This morning as I was getting ready to go to one of my FAV cousin-in-law’s baby shower, I reminisced on my own baby shower for my son and the feeling of excitement and wonder of what having a son would be like. I had already had two daughters and though I love them dearly, my husband and I longed for a son. I remember actually crying one evening because I missed Hollis and I felt crazy because how can you miss someone you’ve never met? Someone who didn’t even exist but only in your mind? The little boy I pictured in my mind was real to me and little did I know God was planning on bringing that idea into fruition soon enough. But now that Hollis is here and so very different from my girls I wondered what might be going through he’s ever busy mind. If my son could verbalize his feelings into complete sentences I think this is what his letter to me would say.
Let me be a boy.
Let me wallow in the mud, grime, and dirt without telling me it’s nasty. Encourage me to do so, so I won’t be a frilly boy but rough and tough, I’m going to need to be that way in the world I’m growing up in.
Let me watch endless episodes of Paw Patrol, monster truck videos, and farming clips because they are teaching me how to be a hero, dominant, and how to one day provide for my family.
Let me go outside with Daddy and mess around in the shop even though you’re scared of the heavy equipment and the grease monkey that I will come back as.
Let me go with Daddy all day long even though you will miss me, He’s my favorite person in the whole world and I need him to teach me what it is to be a man.
Let me dissect the lawnmower or the T.V. or whatever it is, I am trying to learn how things work but also encourage and help me to put it back together the right way so I learn how to accomplish a job well done.
Momma, teach me how to pray and read the Bible to me everyday, even though it doesn’t seem like I am listening His words are being etched onto my heart by your voice.
Momma let me cry when I’m angry, I get it from you, but don’t allow me to linger there long, I need you to tell me to suck it up so I can master problem solving.
Teach me empathy.
Be my cheerleader whenever I’m unsure of myself.
On rainy days or whenever I can’t go with Daddy teach me how to do things around the house so one day I can be a helpmate to my wife.
Momma, show me what a lady is by your actions and words, be an example for me to use in my search for a wife.
Remind me daily to open the doors for others and hold me up to look men in the eye as I shake their hands, at least until I’m a little older.
Momma teach me to mind my manners, I hear they will get me far in life. Raise me up to be like the men you pray my sisters will one day marry because I know your standards are high and I want to find a godly Christian lady.

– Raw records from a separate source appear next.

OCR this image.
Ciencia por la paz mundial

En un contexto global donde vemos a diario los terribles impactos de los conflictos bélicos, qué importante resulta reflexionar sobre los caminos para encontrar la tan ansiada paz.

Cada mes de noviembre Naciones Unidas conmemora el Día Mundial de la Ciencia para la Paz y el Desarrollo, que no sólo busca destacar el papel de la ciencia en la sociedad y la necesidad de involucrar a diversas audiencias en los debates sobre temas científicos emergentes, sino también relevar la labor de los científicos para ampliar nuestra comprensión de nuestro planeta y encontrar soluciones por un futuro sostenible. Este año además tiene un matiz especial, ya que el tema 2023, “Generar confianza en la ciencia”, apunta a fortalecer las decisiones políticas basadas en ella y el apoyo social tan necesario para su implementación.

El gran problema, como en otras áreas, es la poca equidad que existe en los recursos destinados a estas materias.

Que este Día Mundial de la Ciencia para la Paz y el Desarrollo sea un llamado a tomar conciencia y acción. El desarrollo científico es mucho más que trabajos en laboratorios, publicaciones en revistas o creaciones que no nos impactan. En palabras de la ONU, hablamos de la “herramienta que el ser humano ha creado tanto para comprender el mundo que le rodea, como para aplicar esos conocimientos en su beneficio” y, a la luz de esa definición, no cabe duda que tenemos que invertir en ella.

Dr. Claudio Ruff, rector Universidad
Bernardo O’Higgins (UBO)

Encourage Daddy to ask for forgiveness whenever he makes a mistake, that way I know that apologizing IS something real men do.
Respect Daddy and let him lead so I too can one day know how to lead my wife and family.
Let me see Daddy and you in love, also let me see ya’ll argue and come to a resolution, I’m gonna need to utilize these same skills one day.
Hold me Momma, I know I’m not the baby anymore but hold me close when I want to be held which isn’t that often anymore, hold me because it seems as if your lap won’t be big enough to hold me much longer, even if I’m dirty and sweaty, hold me.
Before you scold me for doing something let me explain my reasoning for it, most of the time I’m just being a boy and not deliberately disobeying. But please also hold me accountable whenever I do misbehave because I need you and Daddy to build my character.
Be patient with me Momma, we are very different and don’t always see eye to eye but I know you love me and I love you very much.